Greece’s radical new government unveiled proposals on Monday for ending the confrontation with its creditors by swapping outstanding debt for new growth-linked bonds, running a permanent budget surplus and targeting wealthy tax-evaders.
Yanis Varoufakis, the new finance minister, outlined the plan in the wake of a dramatic week in which the government’s first moves rattled its eurozone partners and rekindled fears about the country’s chances of staying in the currency union.
After meeting Mr Varoufakis in London, George Osborne, the UK chancellor of the exchequer, described the stand-off between Greece and the eurozone as the “greatest risk to the global economy”.
Attempting to sound an emollient note, Mr Varoufakis told the Financial Times the government would no longer call for a headline write-off of Greece’s €315bn foreign debt. Rather it would request a “menu of debt swaps” to ease the burden, including two types of new bonds.
The first type, indexed to nominal economic growth, would replace European rescue loans, and the second, which he termed “perpetual bonds”, would replace European Central Bank-owned Greek bonds.
.  .  .
“What I’ll say to our partners is that we are putting together a combination of a primary budget surplus and a reform agenda,” Mr Varoufakis, a leftwing academic economist and prolific blogger, said.
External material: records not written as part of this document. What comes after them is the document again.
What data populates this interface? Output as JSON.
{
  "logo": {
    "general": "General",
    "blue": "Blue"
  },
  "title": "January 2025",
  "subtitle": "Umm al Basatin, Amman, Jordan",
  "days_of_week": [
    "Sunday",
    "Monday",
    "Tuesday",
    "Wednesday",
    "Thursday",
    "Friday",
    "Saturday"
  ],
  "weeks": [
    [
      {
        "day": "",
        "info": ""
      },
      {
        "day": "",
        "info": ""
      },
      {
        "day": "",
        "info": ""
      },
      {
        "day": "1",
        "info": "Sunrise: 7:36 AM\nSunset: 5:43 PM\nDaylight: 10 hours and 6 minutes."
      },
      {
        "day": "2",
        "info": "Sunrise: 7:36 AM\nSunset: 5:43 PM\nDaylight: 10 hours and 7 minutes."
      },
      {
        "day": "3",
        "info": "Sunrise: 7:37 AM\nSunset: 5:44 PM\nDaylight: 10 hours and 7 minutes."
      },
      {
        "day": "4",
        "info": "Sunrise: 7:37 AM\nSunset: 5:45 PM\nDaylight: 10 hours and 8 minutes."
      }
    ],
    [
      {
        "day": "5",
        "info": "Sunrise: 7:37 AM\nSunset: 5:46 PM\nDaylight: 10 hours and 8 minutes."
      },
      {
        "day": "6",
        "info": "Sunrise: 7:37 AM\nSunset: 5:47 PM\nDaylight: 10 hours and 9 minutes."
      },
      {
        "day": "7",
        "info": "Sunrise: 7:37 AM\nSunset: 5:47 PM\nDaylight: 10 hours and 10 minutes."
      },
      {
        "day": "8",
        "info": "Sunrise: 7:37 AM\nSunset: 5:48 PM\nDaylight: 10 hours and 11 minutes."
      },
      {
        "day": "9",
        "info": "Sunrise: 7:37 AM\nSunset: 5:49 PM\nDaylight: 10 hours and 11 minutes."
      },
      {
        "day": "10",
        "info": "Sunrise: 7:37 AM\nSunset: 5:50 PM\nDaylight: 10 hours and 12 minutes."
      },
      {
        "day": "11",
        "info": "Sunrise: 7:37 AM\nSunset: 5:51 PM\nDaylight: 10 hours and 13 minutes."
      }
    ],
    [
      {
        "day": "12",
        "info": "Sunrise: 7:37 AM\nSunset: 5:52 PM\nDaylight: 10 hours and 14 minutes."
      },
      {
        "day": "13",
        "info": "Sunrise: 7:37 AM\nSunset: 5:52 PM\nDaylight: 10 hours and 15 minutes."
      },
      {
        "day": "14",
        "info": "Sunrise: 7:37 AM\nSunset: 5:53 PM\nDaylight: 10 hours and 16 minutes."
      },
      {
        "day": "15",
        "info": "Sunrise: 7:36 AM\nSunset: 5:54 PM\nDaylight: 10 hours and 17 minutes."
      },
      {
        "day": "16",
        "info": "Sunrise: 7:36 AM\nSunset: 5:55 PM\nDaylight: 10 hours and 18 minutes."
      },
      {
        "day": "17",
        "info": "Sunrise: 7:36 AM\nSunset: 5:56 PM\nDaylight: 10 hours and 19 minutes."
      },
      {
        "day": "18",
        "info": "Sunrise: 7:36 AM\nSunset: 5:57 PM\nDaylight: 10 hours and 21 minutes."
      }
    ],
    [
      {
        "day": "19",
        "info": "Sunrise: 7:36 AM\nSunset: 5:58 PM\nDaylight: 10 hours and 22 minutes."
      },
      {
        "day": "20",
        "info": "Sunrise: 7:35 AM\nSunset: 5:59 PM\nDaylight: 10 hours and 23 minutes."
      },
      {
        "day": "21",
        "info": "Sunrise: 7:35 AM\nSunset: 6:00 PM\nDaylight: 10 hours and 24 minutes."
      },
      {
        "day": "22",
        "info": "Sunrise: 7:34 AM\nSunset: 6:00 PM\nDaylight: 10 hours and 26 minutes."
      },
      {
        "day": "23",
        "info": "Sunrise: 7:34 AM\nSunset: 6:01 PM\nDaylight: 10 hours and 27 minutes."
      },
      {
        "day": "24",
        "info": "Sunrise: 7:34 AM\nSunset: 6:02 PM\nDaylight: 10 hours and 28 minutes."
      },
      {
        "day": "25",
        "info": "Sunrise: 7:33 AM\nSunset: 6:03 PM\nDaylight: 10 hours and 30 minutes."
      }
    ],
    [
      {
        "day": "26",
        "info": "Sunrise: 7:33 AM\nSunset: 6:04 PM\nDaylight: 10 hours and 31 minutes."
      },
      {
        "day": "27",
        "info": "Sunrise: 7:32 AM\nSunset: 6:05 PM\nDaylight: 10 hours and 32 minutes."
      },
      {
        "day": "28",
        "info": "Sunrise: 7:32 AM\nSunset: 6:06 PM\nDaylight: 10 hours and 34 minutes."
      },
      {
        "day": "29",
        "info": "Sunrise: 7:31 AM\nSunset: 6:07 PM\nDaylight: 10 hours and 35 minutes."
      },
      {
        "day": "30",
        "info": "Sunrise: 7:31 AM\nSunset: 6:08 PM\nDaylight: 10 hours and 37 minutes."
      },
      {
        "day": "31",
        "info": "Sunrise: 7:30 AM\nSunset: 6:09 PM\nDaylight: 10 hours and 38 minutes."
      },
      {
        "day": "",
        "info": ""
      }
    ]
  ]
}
   A former blogger becomes a finance minister and proposes NGDP-linked bonds. What a crazy world we live in!

     http://www.themoneyillusion.com/?p=28563#comments

    I don't know if Yaroufakis is aware he's going Market Monetarist-or if he's even aware of what MM is-but as I've said Sumner's proposed move from an inflation target to an NGDP target is the side of the coin that attracts the Left in general-it's the carrot for liberals. 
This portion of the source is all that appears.